A potential nutritional approach for the molecular disease found that from both in vitro and pilot clinical trials, a ‘cocktail’ of aged garlic extract, vitamin C, and vitamin E proved beneficial to patients. Ascorbic acid is important because significant oxidative stress occurs in the disease and its role as an antioxidant is very beneficial. Multivitamin supplements and a proper dietary, calorie, and protein intake are other ways to boost the immune system and extend the life span of the sickle cell individual. A scope of work on anti-sickling agents with the focus on nutrition found that the concentrations of ascorbic acid and alpha-tocopherol were significantly depressed, while that of retinol was slightly reduced in subjects tested. The depletion in the levels of the antioxidant vitamins A, C, and E may account for some of the observed manifestations of sickle cell anaemia, such as increased susceptibility to infection and haemolysis. Vitamin B12 levels have been observed to be diminished in patients with severe SCD. Patients with low vitamin B12 achieved a significant symptomatic improvement when treated with vitamin B12, 1 mg intramuscularly weekly for 12 weeks. It was concluded that many patients with severe SCD may suffer from unrecognised vitamin B12 deficiency.8

Antioxidants (scavengers of free radicals) are believed to be major components of these anti-sickling agents that add to their potential.
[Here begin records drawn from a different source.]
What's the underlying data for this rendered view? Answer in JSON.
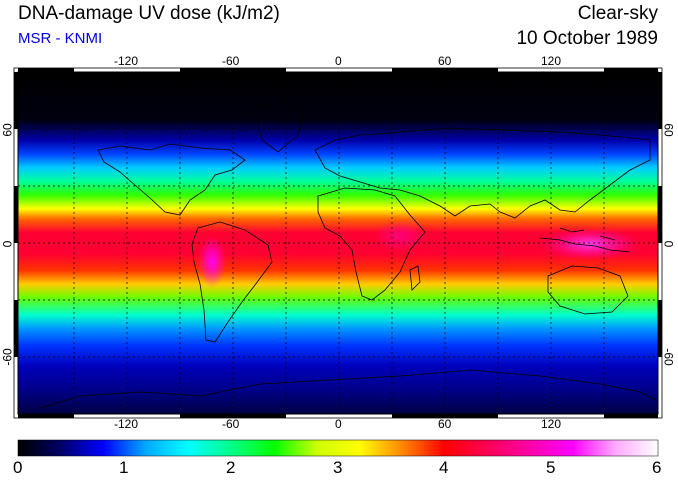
{
  "header": {
    "title": "DNA-damage UV dose (kJ/m2)",
    "subtitle": "MSR - KNMI",
    "condition": "Clear-sky",
    "date": "10 October 1989"
  },
  "map": {
    "lon_ticks": [
      "-120",
      "-60",
      "0",
      "60",
      "120"
    ],
    "lat_ticks": [
      "60",
      "0",
      "-60"
    ]
  },
  "colorbar": {
    "labels": [
      "0",
      "1",
      "2",
      "3",
      "4",
      "5",
      "6"
    ],
    "stops": [
      "#000000",
      "#000066",
      "#0000ff",
      "#00aaff",
      "#00ffff",
      "#00ff88",
      "#00ff00",
      "#ccff00",
      "#ffff00",
      "#ff8800",
      "#ff0000",
      "#ff0055",
      "#ff00aa",
      "#ff00ff",
      "#ffaaff",
      "#ffffff"
    ]
  }
}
Thus, it is believed that the higher the antioxidant property of an anti-sickling agent, the higher its potential anti-sickling effect, as this enables it to reduce oxidative stress that contributes to the sickle cell crisis. Antioxidants are found mostly in fruits (antioxidant vitamins) and vegetables. Diets rich in vitamins A, C, and E, and selenium and zinc will go a long way towards fortifying the SCD individual and preventing crisis. Research on antioxidant status and susceptibility of sickled erythrocytes to oxidative and osmotic stress has been reported using a range of diluted saline phosphate buffer in a typical osmotic fragility test to determine osmotic stress/membrane integrity and a peroxyl radical generator to induce haemolysis with oxygenated and deoxygenated red blood cells for oxidative stress analysis. It was discovered that although there are differences in antioxidant status between sickled and normal cells; these differences did not appear to be responsible for the observed difference in susceptibility to oxidative or osmotic stress-induced haemolysis.17


Developing therapies based on the genetic manipulation of haematopoietic stem cells has long been proposed as a potential cure for sickle cell anaemia. The hallmark of a successful gene therapy includes safe and efficient gene transfer and a highly regulated and stable gene expression. A recent report on successful gene therapy in France has been widely acknowledged as a leap into the desired future of a cure for SCD. Researchers are reporting early success using gene therapy to treat, or even potentially cure, sickle cell anaemia.18 The findings come from just one patient, a teenage boy in France. The boy, now 15 years old, was treated at Necker Children’s Hospital, Paris, France, in October 2014. Researchers gave him a gene, taken up by his blood stem cells, to help prevent the sickling, but >15 months after receiving the treatment, he remained free of symptoms and his usual medications. Now, about half of his red blood cells have normal Hb; he has not needed a transfusion since 3 months after his treatment and is off all medicines.19,20

Much more research is required before gene therapy can become an option for sickle cell anaemia. It is not clear how long the benefits will last, the authors of the study said. Furthermore, the approach obviously has to be tested in more patients. A stem cell transplant from a blood-matched sibling is a potential cure, but fewer than one in five people have a donor like that. Pain crises are treated with blood transfusions and drugs, but they are a temporary fix. Gene therapy offers hope of a lasting one.4 Herein lies the future of permanent therapy for SCD.